The teams alternated goals, with Green, making an aggresive comeback. They fell short in the end, with the final score a 16-14 win for Team Blue.

Net proceeds of the event go to the Canucks for Kids Fund, the NHLPA Goals & Dreams Fund, KidSport BC, the Britannia Hockey Academy, and the Boys & Girls Club Hockey Program. In 2009, this event raised in excess of $170,000 for the Canucks for Kids Fund, the NHLPA Goals & Dreams Fund, Ronald McDonald House British Columbia, KidSport BC and the Luc Bourdon Memorial Fund. The Canucks Centre for BC Hockey in partnership with BC Minor Hockey raised an additional $2500 for minor hockey teams throughout BC.

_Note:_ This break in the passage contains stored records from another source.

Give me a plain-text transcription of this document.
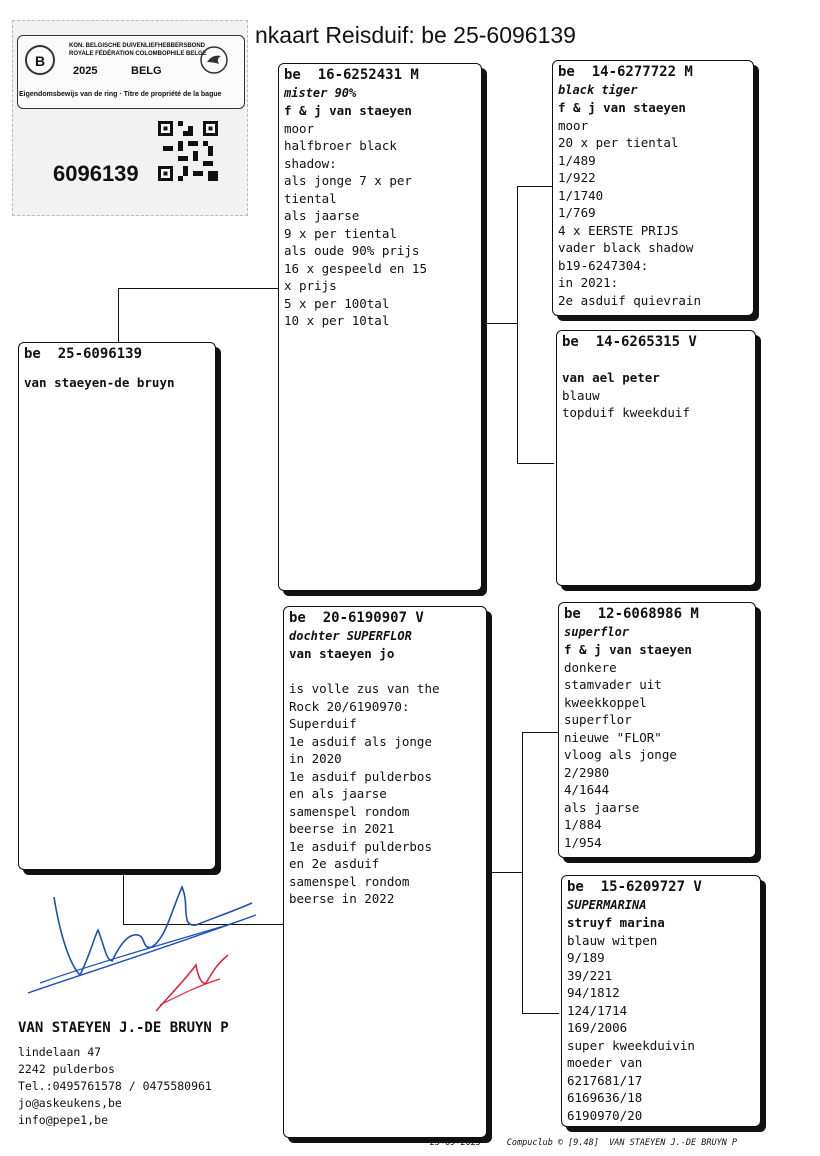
nkaart Reisduif: be 25-6096139
B
KON. BELGISCHE DUIVENLIEFHEBBERSBOND
ROYALE FÉDÉRATION COLOMBOPHILE BELGE
2025	BELG
Eigendomsbewijs van de ring · Titre de propriété de la bague
6096139
be  25-6096139
van staeyen-de bruyn
be  16-6252431 M
mister 90%
f & j van staeyen
moor
halfbroer black
shadow:
als jonge 7 x per
tiental
als jaarse
9 x per tiental
als oude 90% prijs
16 x gespeeld en 15
x prijs
5 x per 100tal
10 x per 10tal
be  20-6190907 V
dochter SUPERFLOR
van staeyen jo
is volle zus van the
Rock 20/6190970:
Superduif
1e asduif als jonge
in 2020
1e asduif pulderbos
en als jaarse
samenspel rondom
beerse in 2021
1e asduif pulderbos
en 2e asduif
samenspel rondom
beerse in 2022
be  14-6277722 M
black tiger
f & j van staeyen
moor
20 x per tiental
1/489
1/922
1/1740
1/769
4 x EERSTE PRIJS
vader black shadow
b19-6247304:
in 2021:
2e asduif quievrain
be  14-6265315 V
van ael peter
blauw
topduif kweekduif
be  12-6068986 M
superflor
f & j van staeyen
donkere
stamvader uit
kweekkoppel
superflor
nieuwe "FLOR"
vloog als jonge
2/2980
4/1644
als jaarse
1/884
1/954
be  15-6209727 V
SUPERMARINA
struyf marina
blauw witpen
9/189
39/221
94/1812
124/1714
169/2006
super kweekduivin
moeder van
6217681/17
6169636/18
6190970/20
VAN STAEYEN J.-DE BRUYN P
lindelaan 47
2242 pulderbos
Tel.:0495761578 / 0475580961
jo@askeukens,be
info@pepe1,be
23-09-2025     Compuclub © [9.48]  VAN STAEYEN J.-DE BRUYN P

The Canucks for Kids Fund dedicates resources to assist charities who support children’s health and wellness, foster the development of grassroots hockey, and facilitate and encourage education in British Columbia. Thanks to the generosity of our fans, donors, players, employees and sponsor partners, the CFKF has granted over $28 million to charities in British Columbia over the last two decades serving over 85 different organizations helping them to reach their goals.